Ainsi, et notamment, il a été jugé que :

 

          l’objet de la relation d’affaires est sans importance[2] ;

 

          des relations commerciales établies peuvent résulter d’une succession de contrats à durée déterminée[3] ;

 

          les relations commerciales peuvent être précontractuelles, contractuelles, postcontractuelles, et même simplement informelles[4] ;

 

          la rupture partielle peut résulter d’un changement d’organisation dans le mode de distribution d’un fournisseur[5], d’une réduction significative du courant d’affaires[6], ou même encore d’une modification des conditions tarifaires[7] ;

 

          le défaut de commande peut parfaitement constituer une rupture abusive des relations commerciales[8].

 

La Cour d’appel de PARIS, par un arrêt rendu le 29 février 2008, a récemment jugé que les dispositions précitées de l’article L. 442-6, I-5° s’appliquent également aux relations entretenues avec une société de presse pour des demandes d’insertion d’annonces publicitaires.

 

Un établissement privé d’enseignement général hors contrat publiait régulièrement des annonces publicitaires dans une revue destinée aux parents d’élèves de l’enseignement privé.

 

La société d’édition avait soudainement refusé la publication de ces annonces dans le numéro d’été, pour des motifs il est vrai fluctuants[9], puis aucune autre annonce n’était parue dans les numéros suivants de la revue.

 

La Cour précise, dans cette décision, que la loi du 29 juillet 1881, qui pose notamment le principe de la liberté de la presse et celui de la responsabilité pénale du directeur de la publication, ne fait pas obstacle à l’application des dispositions du Code de commerce relatives à la rupture brutale de relations commerciales établies.

 

En d’autres termes, le pouvoir du directeur d’une publication, qu’il tient de la loi précitée de 1881, de refuser l’insertion d’annonces publicitaires, même sans motif, se trouve nettement diminué par le nécessaire respect d’un délai de préavis qu’impose la réglementation protectrice des relations commerciales établies.

 

 

Philippe DEFAUX

Avocat

 

[1] Cass. com., 6 février 2007, n° 04-13.178, publié au bulletin.

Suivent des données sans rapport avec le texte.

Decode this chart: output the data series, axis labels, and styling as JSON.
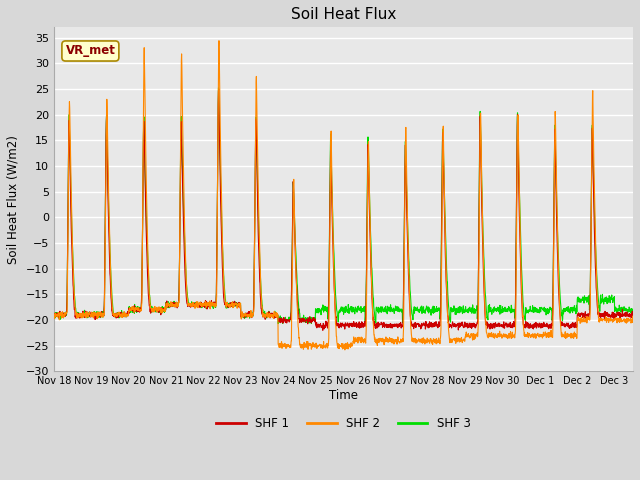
{
  "title": "Soil Heat Flux",
  "ylabel": "Soil Heat Flux (W/m2)",
  "xlabel": "Time",
  "ylim": [
    -30,
    37
  ],
  "yticks": [
    -30,
    -25,
    -20,
    -15,
    -10,
    -5,
    0,
    5,
    10,
    15,
    20,
    25,
    30,
    35
  ],
  "fig_bg_color": "#d8d8d8",
  "plot_bg_color": "#e8e8e8",
  "shf1_color": "#cc0000",
  "shf2_color": "#ff8800",
  "shf3_color": "#00dd00",
  "legend_entries": [
    "SHF 1",
    "SHF 2",
    "SHF 3"
  ],
  "annotation_text": "VR_met",
  "line_width": 0.8,
  "n_days": 15.5,
  "day_peaks_shf1": [
    19,
    20,
    19,
    19,
    26,
    20,
    7,
    14,
    14,
    14,
    17,
    20,
    20,
    17,
    18
  ],
  "day_peaks_shf2": [
    23,
    23,
    33,
    32,
    35,
    28,
    7,
    16,
    15,
    18,
    18,
    21,
    21,
    21,
    25
  ],
  "day_peaks_shf3": [
    20,
    20,
    20,
    20,
    26,
    20,
    7,
    16,
    16,
    15,
    18,
    21,
    21,
    18,
    18
  ],
  "night_shf1": [
    -19,
    -19,
    -18,
    -17,
    -17,
    -19,
    -20,
    -21,
    -21,
    -21,
    -21,
    -21,
    -21,
    -21,
    -19
  ],
  "night_shf2": [
    -19,
    -19,
    -18,
    -17,
    -17,
    -19,
    -25,
    -25,
    -24,
    -24,
    -24,
    -23,
    -23,
    -23,
    -20
  ],
  "night_shf3": [
    -19,
    -19,
    -18,
    -17,
    -17,
    -19,
    -20,
    -20,
    -20,
    -20,
    -20,
    -20,
    -20,
    -20,
    -18
  ],
  "x_tick_labels": [
    "Nov 18",
    "Nov 19",
    "Nov 20",
    "Nov 21",
    "Nov 22",
    "Nov 23",
    "Nov 24",
    "Nov 25",
    "Nov 26",
    "Nov 27",
    "Nov 28",
    "Nov 29",
    "Nov 30",
    "Dec 1",
    "Dec 2",
    "Dec 3"
  ]
}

[2] Cass. com., 23 avril 2003, n° 01-11664 : Bull. civ., IV, n°57.

[3] CA Lyon, 3ème ch., 10 avril 2003, Sté PN Gerolymatos SA c/ Sté Aventis Pasteur MSD SNC : JCP E 2004, n° 7, p. 254 ; CA Paris, 25ème ch. A, 11 juillet 2005.

[4] CA Paris, 1er décembre 2004 : Lettre distrib., juin 2005.

[5] Cass. com., 17 mars 2004, n° 02-14751, inédit.

[6] CA Paris, 25e ch., sect. B, 28 oct. 2005, SA Constantin c/ SA Galeries Lafayette : Juris-Data n° 2005-284109.

[7] CA Nïmes, 2e ch., sect. B., 15 sept. 2005, SARL d’exploitation chouett bureau c/ SA Spicer France : Juris-Data n° 2005-295034.

[8] Cass. Com., 23 janvier 2007, n° 04-16779 et 04-17951, publié au bulletin.

[9] En tout état de cause, on rappellera que ce n’est pas la cause de la rupture qui est ainsi sanctionnée par les dispositions précitées, mais bien son caractère brutal.